= Timoléon Cheminais de Montaigu =

French Jesuit pulpit orator

Timoléon Cheminais de Montaigu was a French Jesuit pulpit orator.

==Biography==
He was born in Paris on 3 January 1652; he entered the Society of Jesus at fifteen.

After teaching rhetoric and the humanities at Orléans, Cheminais was assigned to the work of preaching. Bayle declares that "many regarded him as the equal of Bourdaloue", though others consider this exaggerated.

Before many years his health gave way. He was appointed court-preacher, but was unable to accept the honour, though Augustin de Backer asserts the contrary. His voice partly failing him, he devoted himself to the instruction of the people of the villages and country places.

He died on 15 September 1689.

==Writings==
The sermons of Cheminais were edited by Bretonneau (4 volumes, 12 mo. Paris, 1690–91; 7th ed., Brussels, 1713).

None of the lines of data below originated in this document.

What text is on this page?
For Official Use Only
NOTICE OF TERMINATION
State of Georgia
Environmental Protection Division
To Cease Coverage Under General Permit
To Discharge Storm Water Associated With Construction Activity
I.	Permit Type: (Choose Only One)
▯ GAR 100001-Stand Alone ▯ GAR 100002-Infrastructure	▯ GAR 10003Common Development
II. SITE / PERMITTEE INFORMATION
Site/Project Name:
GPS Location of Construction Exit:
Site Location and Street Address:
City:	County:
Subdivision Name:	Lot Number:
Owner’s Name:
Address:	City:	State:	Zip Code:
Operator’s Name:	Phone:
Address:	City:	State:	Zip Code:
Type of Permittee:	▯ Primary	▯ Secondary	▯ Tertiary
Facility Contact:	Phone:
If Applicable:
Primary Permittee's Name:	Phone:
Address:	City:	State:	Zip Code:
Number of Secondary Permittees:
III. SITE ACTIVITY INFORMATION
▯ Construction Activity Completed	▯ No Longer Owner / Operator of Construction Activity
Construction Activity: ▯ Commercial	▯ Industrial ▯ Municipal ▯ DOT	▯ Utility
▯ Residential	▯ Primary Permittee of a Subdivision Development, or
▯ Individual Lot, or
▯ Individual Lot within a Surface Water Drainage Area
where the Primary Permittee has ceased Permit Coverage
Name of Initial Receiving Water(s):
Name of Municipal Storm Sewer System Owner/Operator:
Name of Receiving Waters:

They were translated into German (Augsburg, 1739); Pressburg, 1788), Dutch (Rotterdam, 1724) and Italian (Venice, 1735).

He was also the author of a work called Sentiments de piété (Paris, 1691, 1693, 1700; Brussels, 1702). A later edition (Toulouse, 1706) contained the Sentiments of James II, King of Great Britain. This work was translated into German (Cologue, 1723; Vienna, 1786), Dutch, (Antwerp), and Italian (Milan, 1837).

His sermons were revised and edited by François de Paule Bretonneau.